The winner of that contest was a grey house that looked like a Victorian house with very little detail, but it was built very precisely.
When the judges’ comments were read, they said that it was very “clean work.” That was exactly what I expected based on who the judges were.
Another year I won the contest because it was the Children’s Museum staff and some other people who weren’t food professionals judging.
People who haven’t been trained to look for “clean work” just vote on what they like, and the results of the judging are always different.
I personally like to be more creative and have fun when I do gingerbread houses, but if I really wanted to win a contest, I would check to see who the judges were, then I would tailor my design to their preferences.
It seems ridiculous, but honestly, judging anything creative isn’t a black-and-white process. You have to work the angles if you want to win.
Study the previous winners.
If the contest is an annual competition, and you can see what the previous years’ winners were, you should study what factors they have in common to increase your chances of winning. If there’s a specific style that consistently takes the top prizes, that’s the style that you should emulate.
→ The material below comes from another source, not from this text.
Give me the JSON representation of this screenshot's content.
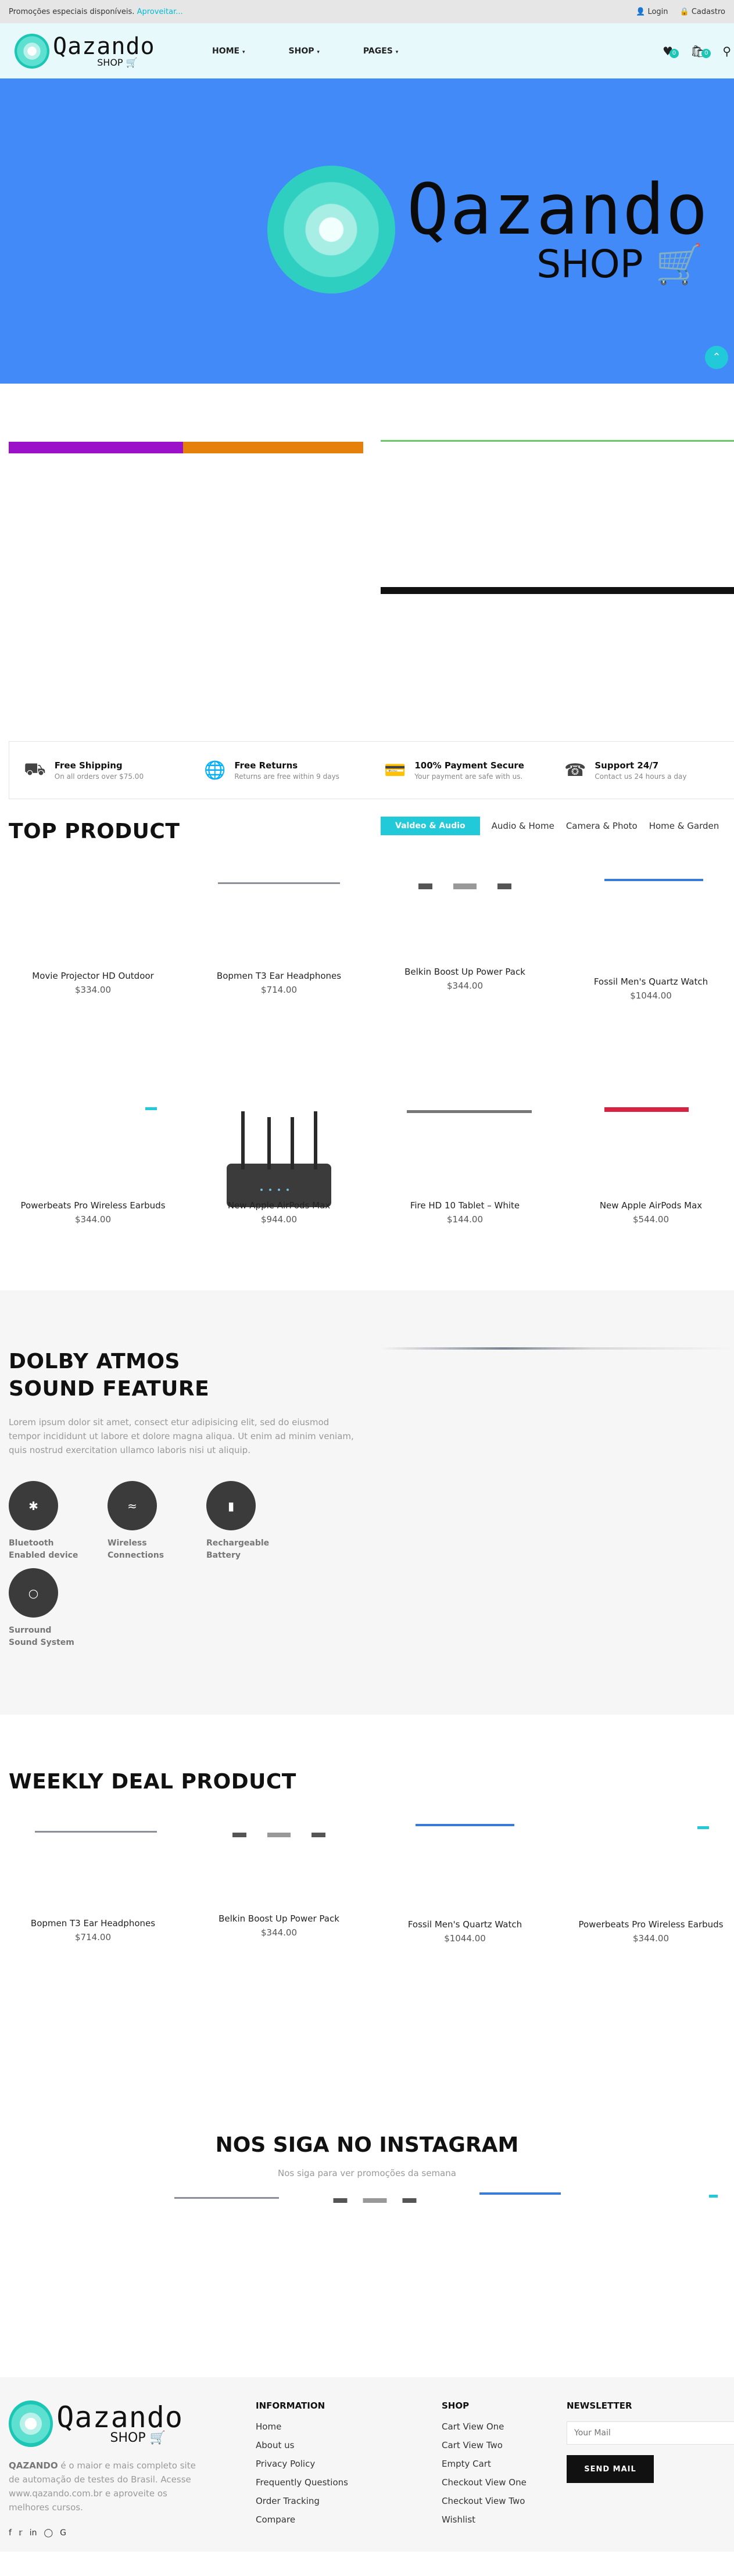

If there are specific themes, materials, or colors that seem to win a lot, pay attention to that.
Some contests will favor more traditional structures, but most will have a variety of styles that won prizes.
If there are different categories that you can enter, pay attention to which ones seem to fit your design style the best.
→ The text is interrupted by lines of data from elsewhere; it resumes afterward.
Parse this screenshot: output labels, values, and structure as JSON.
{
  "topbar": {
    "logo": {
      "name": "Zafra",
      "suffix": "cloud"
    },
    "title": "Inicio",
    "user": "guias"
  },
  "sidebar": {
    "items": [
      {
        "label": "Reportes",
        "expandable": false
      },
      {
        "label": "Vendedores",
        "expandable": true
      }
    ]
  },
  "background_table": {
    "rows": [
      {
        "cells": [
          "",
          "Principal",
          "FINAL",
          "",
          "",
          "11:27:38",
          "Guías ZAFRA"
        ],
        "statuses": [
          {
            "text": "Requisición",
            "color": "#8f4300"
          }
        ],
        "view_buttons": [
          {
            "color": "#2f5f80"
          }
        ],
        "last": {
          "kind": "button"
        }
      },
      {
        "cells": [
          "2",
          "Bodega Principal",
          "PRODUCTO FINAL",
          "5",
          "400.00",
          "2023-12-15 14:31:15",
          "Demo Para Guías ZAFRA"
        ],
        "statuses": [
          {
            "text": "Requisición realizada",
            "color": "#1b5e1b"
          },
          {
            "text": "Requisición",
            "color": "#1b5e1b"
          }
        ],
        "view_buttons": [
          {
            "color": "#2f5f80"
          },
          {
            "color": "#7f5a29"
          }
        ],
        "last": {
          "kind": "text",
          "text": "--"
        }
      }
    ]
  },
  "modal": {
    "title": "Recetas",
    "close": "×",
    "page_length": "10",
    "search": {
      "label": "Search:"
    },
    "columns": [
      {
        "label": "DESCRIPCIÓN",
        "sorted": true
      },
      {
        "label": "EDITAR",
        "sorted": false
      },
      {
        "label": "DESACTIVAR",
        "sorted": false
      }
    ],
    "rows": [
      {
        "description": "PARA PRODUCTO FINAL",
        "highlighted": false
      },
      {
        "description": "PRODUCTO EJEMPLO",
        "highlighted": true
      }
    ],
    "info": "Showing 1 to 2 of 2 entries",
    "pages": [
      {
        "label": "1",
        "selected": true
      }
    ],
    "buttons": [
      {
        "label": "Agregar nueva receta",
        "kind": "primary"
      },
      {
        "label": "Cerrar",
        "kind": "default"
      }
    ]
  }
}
Entering your gingerbread in those categories can increase your chances of winning.
If you see that there are consistent winners of second or third prizes that are more figurative and less traditional, but that the first-place winner is always an actual house, take that into account.
If the winners all involve a lot of gumpaste sculpting and multiple types of materials, you might have to use more than gingerbread and piping to win.
This all might seem very calculating, but the truth is that awards for art (and decorated gingerbread is art) are always awarded based on personal preference when it comes right down to it.
“Best” is always based on what the individual likes at the end of the day.
Whether it’s a gingerbread house decorating contest, a cake decorating contest, or the pie contest at your county fair, paying attention to the details will increase your chances of winning.
If you’re more like I am, though, you should just make a house for your own amusement and not stress about the process and the limitations that come with entering a contest!